The ‘ retiwali dargah ‘ has been a solace for the grief stricken devotees over the years.  Visitors and people who come asking for dua call it the ‘ retiwali dargah ‘ [ sand dargah ].  As preparations are underway for celebrating the 168th Urs it is not so difficult to find the dargah of Syed Shah sadullah Naqshbandi lit up like a bride. In the maze of streets in the Riqabgunj area near charminar the dargah is not so difficult to locate in daytime either as one has to follow the tall white and green dome and ask for directions.

It is a dargah where people offer rose petals and then leave their palm prints on the sand heaped on the grave.

“ Syed Shah Sadaullah Naqshbandi spread the word about Naqushbandi order of Sufism in Deccan before anyone else. Born in the northern region of Afghanistan he visited Delhi for an ailment and became a follower of Ghulam Ali shah Naqshbandi. During Haj he had a dream and he came here to spread the word of Naqshbandi in Deccan.  Initially he stayed in Masjid Almas near Shahalibanda for two years then he moved to Moghalpura before settling down at this location after purchasing a garden called  “Bagh  Bee Jaan “ informs the current sajjada nashin Syed Shah Muhammad Khizer who is the seventh in line.

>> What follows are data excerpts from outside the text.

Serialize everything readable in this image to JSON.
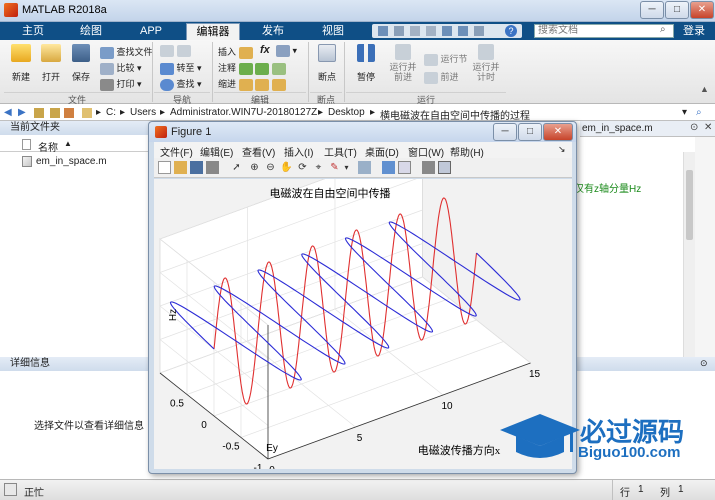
{
  "window": {
    "title": "MATLAB R2018a"
  },
  "tabs": [
    "主页",
    "绘图",
    "APP",
    "编辑器",
    "发布",
    "视图"
  ],
  "search": {
    "placeholder": "搜索文档"
  },
  "login": "登录",
  "ribbon": {
    "new": "新建",
    "open": "打开",
    "save": "保存",
    "find_files": "查找文件",
    "compare": "比较",
    "print": "打印",
    "goto": "转至",
    "find": "查找",
    "insert": "插入",
    "fx": "fx",
    "comment": "注释",
    "indent": "缩进",
    "breakpoint": "断点",
    "pause": "暂停",
    "run_advance": "运行并\n前进",
    "run_section": "运行节",
    "advance": "前进",
    "run_time": "运行并\n计时",
    "sections": [
      "文件",
      "导航",
      "编辑",
      "断点",
      "运行"
    ]
  },
  "address": {
    "path": [
      "C:",
      "Users",
      "Administrator.WIN7U-20180127Z",
      "Desktop",
      "横电磁波在自由空间中传播的过程"
    ]
  },
  "current_folder": {
    "title": "当前文件夹",
    "column": "名称",
    "files": [
      "em_in_space.m"
    ]
  },
  "details": {
    "title": "详细信息",
    "message": "选择文件以查看详细信息"
  },
  "editor": {
    "tab": "em_in_space.m",
    "snippet": "仅有z轴分量Hz"
  },
  "status": {
    "text": "正忙",
    "row_label": "行",
    "row": "1",
    "col_label": "列",
    "col": "1"
  },
  "figure": {
    "title": "Figure 1",
    "menu": [
      "文件(F)",
      "编辑(E)",
      "查看(V)",
      "插入(I)",
      "工具(T)",
      "桌面(D)",
      "窗口(W)",
      "帮助(H)"
    ]
  },
  "chart_data": {
    "type": "line",
    "title": "电磁波在自由空间中传播",
    "xlabel": "电磁波传播方向x",
    "ylabel": "Ey",
    "zlabel": "Hz",
    "xlim": [
      0,
      15
    ],
    "ylim": [
      -1,
      1
    ],
    "zlim": [
      -1,
      1
    ],
    "xticks": [
      0,
      5,
      10,
      15
    ],
    "yticks": [
      -1,
      -0.5,
      0,
      0.5
    ],
    "zticks": [
      -1,
      -0.5,
      0,
      0.5,
      1
    ],
    "grid": true,
    "series": [
      {
        "name": "Hz",
        "color": "#e03030",
        "plane": "xz",
        "wavelength": 2.5,
        "periods": 6,
        "amplitude": 1
      },
      {
        "name": "Ey",
        "color": "#2c2cd6",
        "plane": "xy",
        "wavelength": 2.5,
        "periods": 6,
        "amplitude": 1
      }
    ]
  },
  "logo": {
    "name": "必过源码",
    "site": "Biguo100.com",
    "color": "#1d6fc0"
  }
}
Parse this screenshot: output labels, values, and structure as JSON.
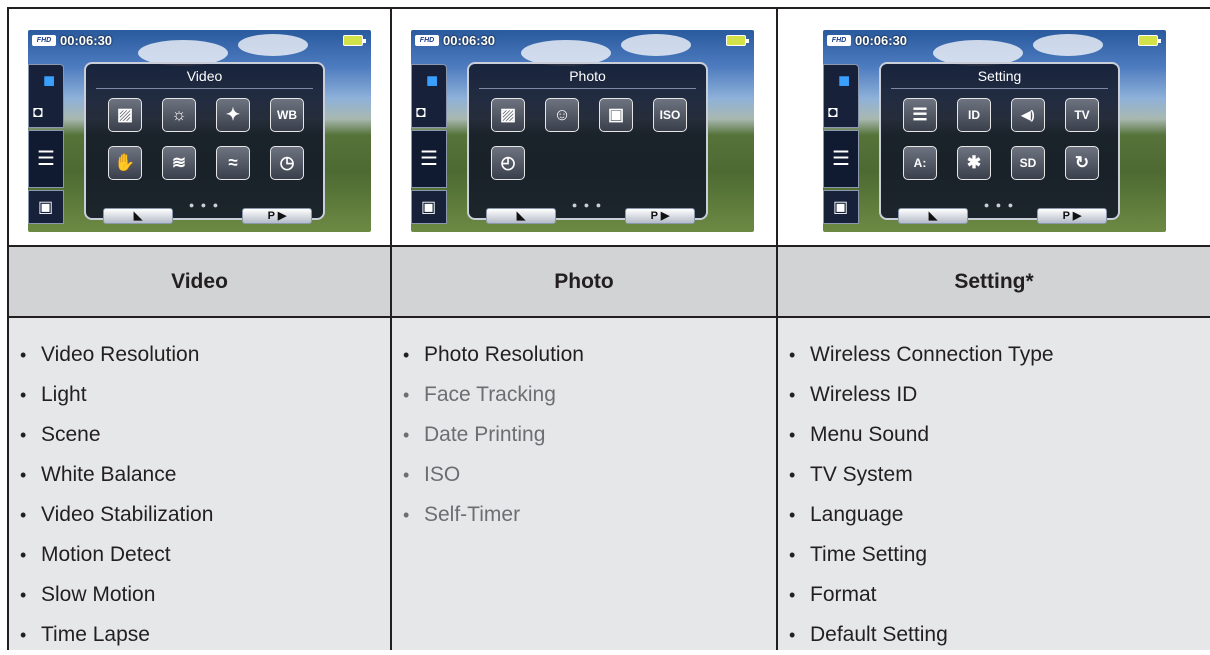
{
  "osd": {
    "format_badge": "FHD",
    "timecode": "00:06:30"
  },
  "columns": [
    {
      "screen": {
        "title": "Video",
        "icons": [
          "resolution-icon",
          "light-icon",
          "scene-icon",
          "wb-icon",
          "stabilization-icon",
          "motion-detect-icon",
          "slow-motion-icon",
          "time-lapse-icon"
        ],
        "icon_glyphs": [
          "▨",
          "☼",
          "✦",
          "WB",
          "✋",
          "≋",
          "≈",
          "◷"
        ],
        "back_label": "◣",
        "next_label": "P ▶"
      },
      "header": "Video",
      "items": [
        {
          "label": "Video Resolution",
          "dim": false
        },
        {
          "label": "Light",
          "dim": false
        },
        {
          "label": "Scene",
          "dim": false
        },
        {
          "label": "White Balance",
          "dim": false
        },
        {
          "label": "Video Stabilization",
          "dim": false
        },
        {
          "label": "Motion Detect",
          "dim": false
        },
        {
          "label": "Slow Motion",
          "dim": false
        },
        {
          "label": "Time Lapse",
          "dim": false
        }
      ]
    },
    {
      "screen": {
        "title": "Photo",
        "icons": [
          "resolution-icon",
          "face-tracking-icon",
          "date-printing-icon",
          "iso-icon",
          "self-timer-icon"
        ],
        "icon_glyphs": [
          "▨",
          "☺",
          "▣",
          "ISO",
          "◴"
        ],
        "back_label": "◣",
        "next_label": "P ▶"
      },
      "header": "Photo",
      "items": [
        {
          "label": "Photo Resolution",
          "dim": false
        },
        {
          "label": "Face Tracking",
          "dim": true
        },
        {
          "label": "Date Printing",
          "dim": true
        },
        {
          "label": "ISO",
          "dim": true
        },
        {
          "label": "Self-Timer",
          "dim": true
        }
      ]
    },
    {
      "screen": {
        "title": "Setting",
        "icons": [
          "wifi-icon",
          "wireless-id-icon",
          "sound-icon",
          "tv-icon",
          "language-icon",
          "time-setting-icon",
          "format-sd-icon",
          "default-reset-icon"
        ],
        "icon_glyphs": [
          "☰",
          "ID",
          "◀)",
          "TV",
          "A:",
          "✱",
          "SD",
          "↻"
        ],
        "back_label": "◣",
        "next_label": "P ▶"
      },
      "header": "Setting*",
      "items": [
        {
          "label": "Wireless Connection Type",
          "dim": false
        },
        {
          "label": "Wireless ID",
          "dim": false
        },
        {
          "label": "Menu Sound",
          "dim": false
        },
        {
          "label": "TV System",
          "dim": false
        },
        {
          "label": "Language",
          "dim": false
        },
        {
          "label": "Time Setting",
          "dim": false
        },
        {
          "label": "Format",
          "dim": false
        },
        {
          "label": "Default Setting",
          "dim": false
        }
      ]
    }
  ]
}
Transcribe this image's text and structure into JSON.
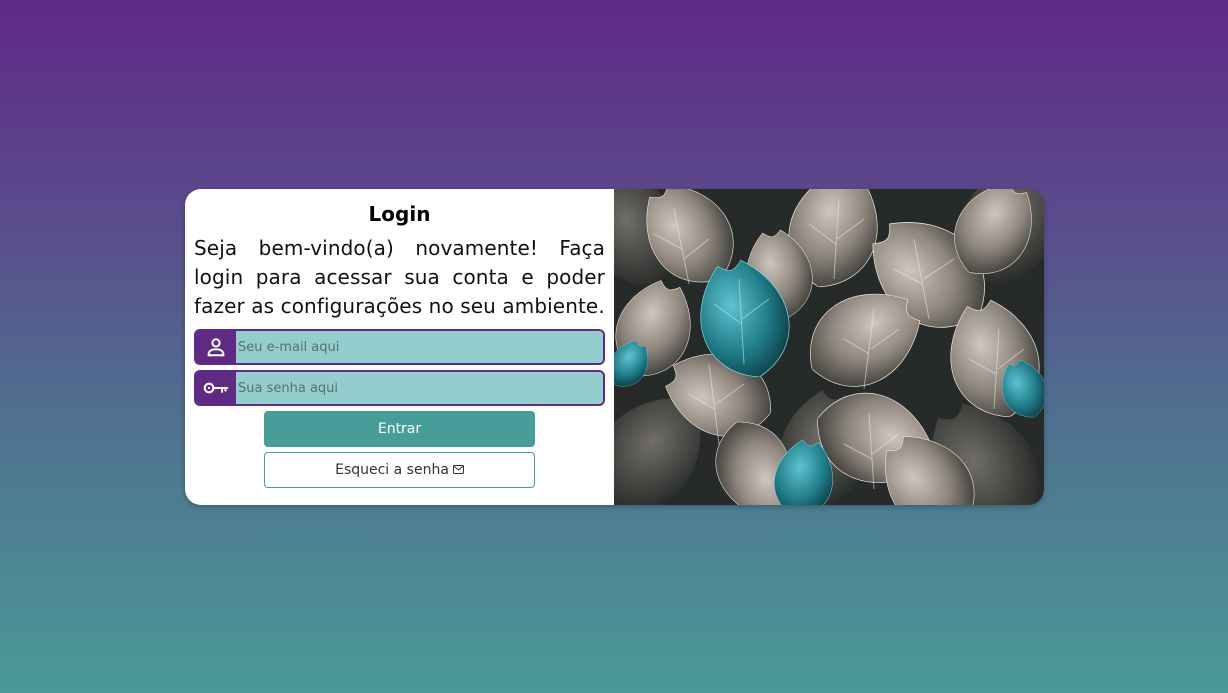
{
  "login": {
    "title": "Login",
    "welcome_text": "Seja bem-vindo(a) novamente! Faça login para acessar sua conta e poder fazer as configurações no seu ambiente.",
    "email": {
      "placeholder": "Seu e-mail aqui",
      "value": "",
      "icon": "user-icon"
    },
    "password": {
      "placeholder": "Sua senha aqui",
      "value": "",
      "icon": "key-icon"
    },
    "submit_label": "Entrar",
    "forgot_label": "Esqueci a senha",
    "forgot_icon": "envelope-icon"
  },
  "image": {
    "subject": "dark foliage with teal and grey leaves",
    "icon": "leaves-image"
  },
  "colors": {
    "accent_purple": "#5e2a84",
    "input_fill": "#93cdcd",
    "button_teal": "#479e98",
    "background_top": "#5f2a86",
    "background_bottom": "#4a9a98"
  }
}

Irrespective of religion women and men come here with heads covered and bow down at the grave in the centre where Syed Shah Sadullah Naqshbandi is buried. Some stand for hours with their palms completely buried in the sand.  “ The grave is covered with sand as it was his desire to be buried in a simple grave.  The dome was built by Afzal Ud Dowla and it has a sense of incompleteness about it “ says Khizer.123

No chader no sandal no qawwali and no songs the Naqshbandi dargah has a quietness of a different spiritual order.  “ Named after Baha-Ud-Din  Naqshband Bukhari, the Naqshbandi strain of Sufism came to Deccan with Syed Shah Sadaullah.  Any time of the day or night  there used to be at least 150 or 200 people praying and meditating with him. He used to take care of their food and stay and refused royal patronage” informs Khizer.

A little distance from the Dargah is the Masjid ul Aqsa which has some of the most intricate pattern on its ceiling.

“ When suffering and grief stricken people came for help to Syed Shah Sadullah, he would grieve and cry along with them. And people realized here was someone who could understand and lighten their grief.  And the tradition continues when people leave their prints on sand “ says Khizer.